Bamboo is having a bit of a moment, popping up in clothing, toilet paper, food, cutlery, packaging, furniture, construction, and crucially as a more environmental alternative to plastic. It purports to be a sustainable resource, and a step towards saving the world. But is it really that sustainable? I consulted several resources, one of the best of which was this one. As with most of these things, the answer is complicated.

Bamboo has a lot going for it. It is a fast-growing, naturally-renewable tree-like grass. It is naturally very strong, yet lightweight, although it can also be adapted to many other products where tensile strength is not the most important factor. There are many different varieties of bamboo, and it is highly adaptable, growing mainly in sub-tropical latitudes, but also in more temperate zones further north.
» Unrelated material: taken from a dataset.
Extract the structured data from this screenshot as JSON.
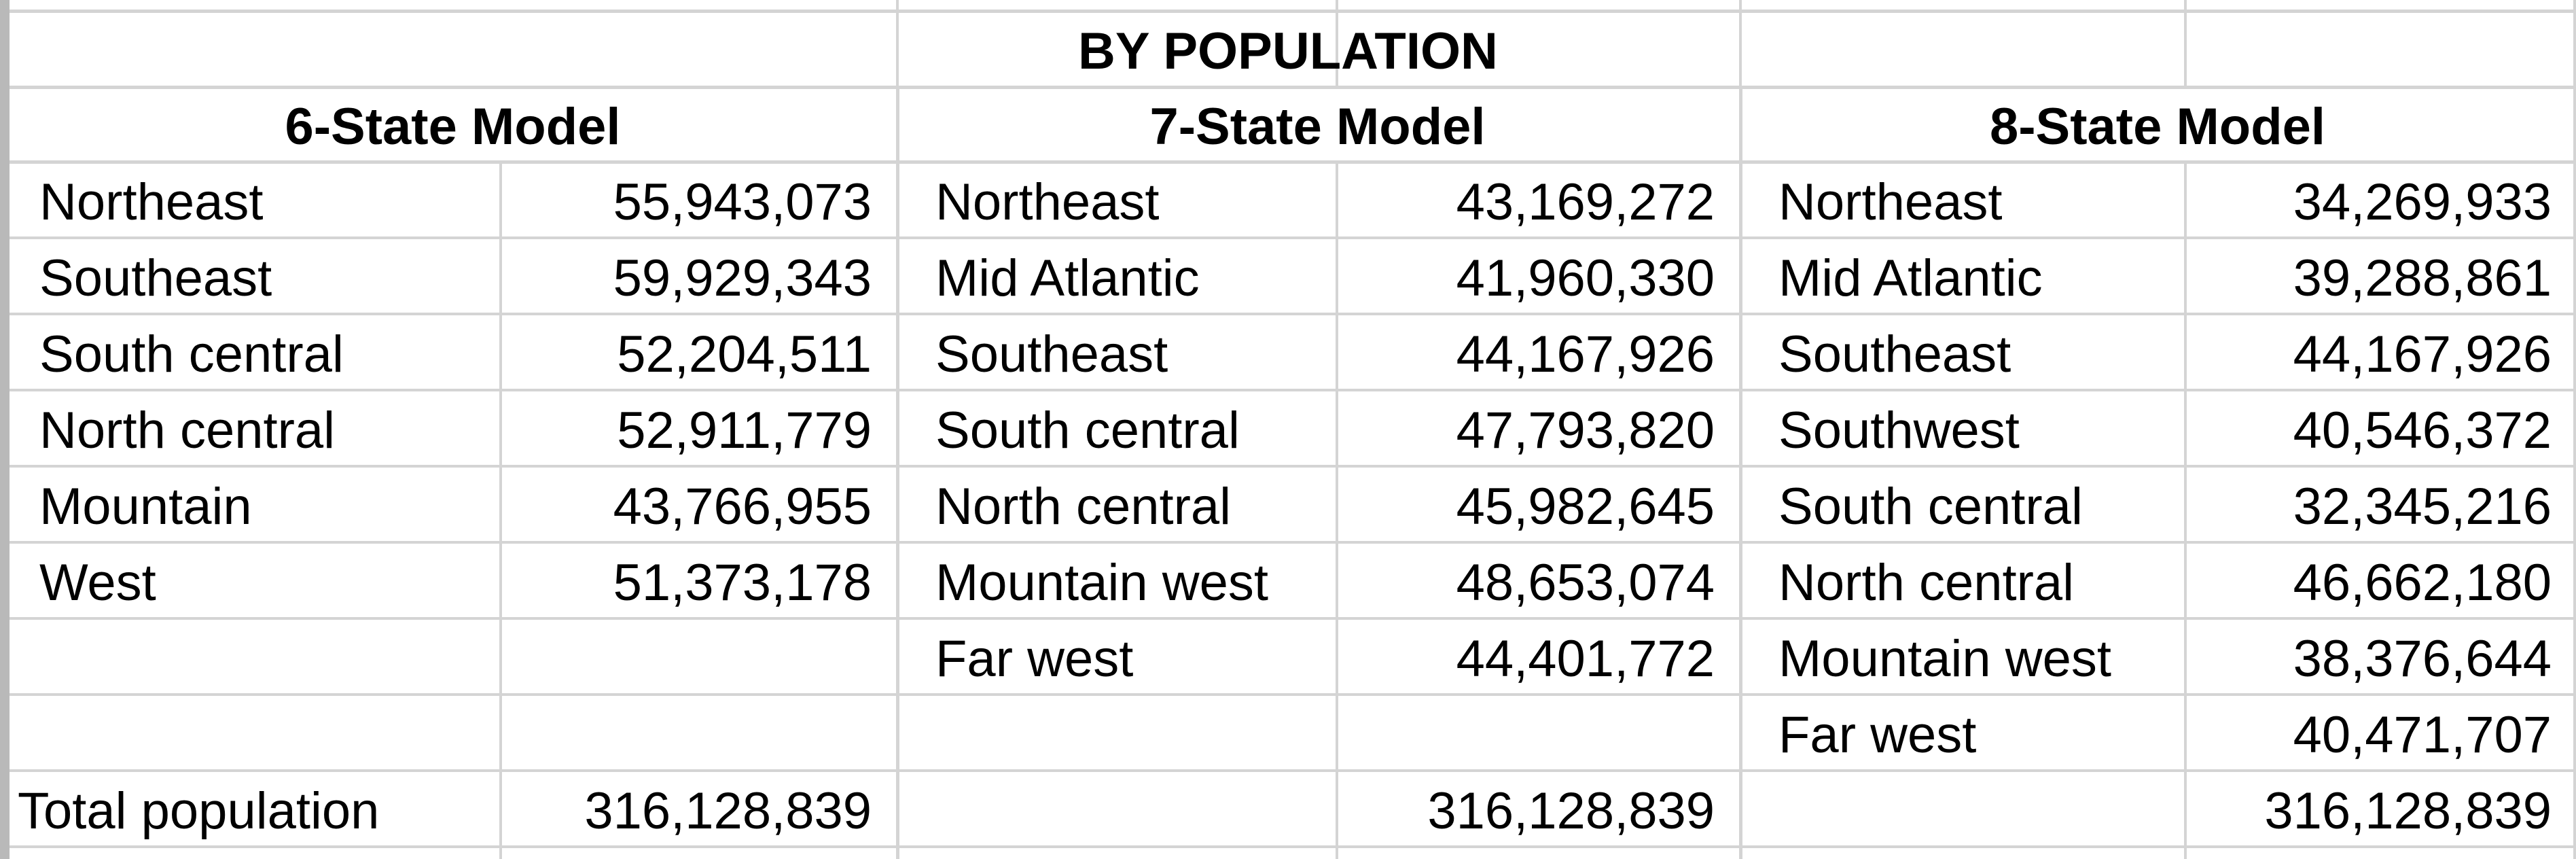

It grows insanely fast (up to 90cm a day!), reaching full maturity in just 1-5 years, much faster than the fastest-growing trees. Once harvested, it regrows from its own root system, thus maintaining soil structure and health and aiding water absorption. It doesn't require much in the way of added fertilizer (although that's not to say that fertilizer is never used). It is also very effective at carbon sequestration, absorbing more carbon dioxide than an equivalent mass of trees and pumping out 35% more oxygen.

Sounds great, eh? Now the bad news. Because bamboo has become such a in-demand product, it is usually grown as a monoculture, negatively impacting ecosystems, and whole forests may be razed to make way for it. Most bamboo production is still in China, from where it is shipped around the world, which has its own environmental and ethical challenges. 

Producing cloth (and toilet paper, packaging materials, etc) from bamboo requires an extensive chemical-heavy and energy-intensive industrial process, much like cotton and paper does, and it is notable that the Global Organic Textile Standards organization does not certify bamboo products, even if they are grown organically. There is as yet no fairtrade or certified sustainable designation for bamboo like there is for cotton.

The bottom line is that bamboo may be more environmentally sustainable than plastic and even many wood products, and it may be at least as sustainable as other natural fibres. But it has it's environmental challenges too (not least the fact that Chinese production is so poorly monitored). On balance, though, I think I can safely say that I can wear my t-shirt without any undue environmental angst.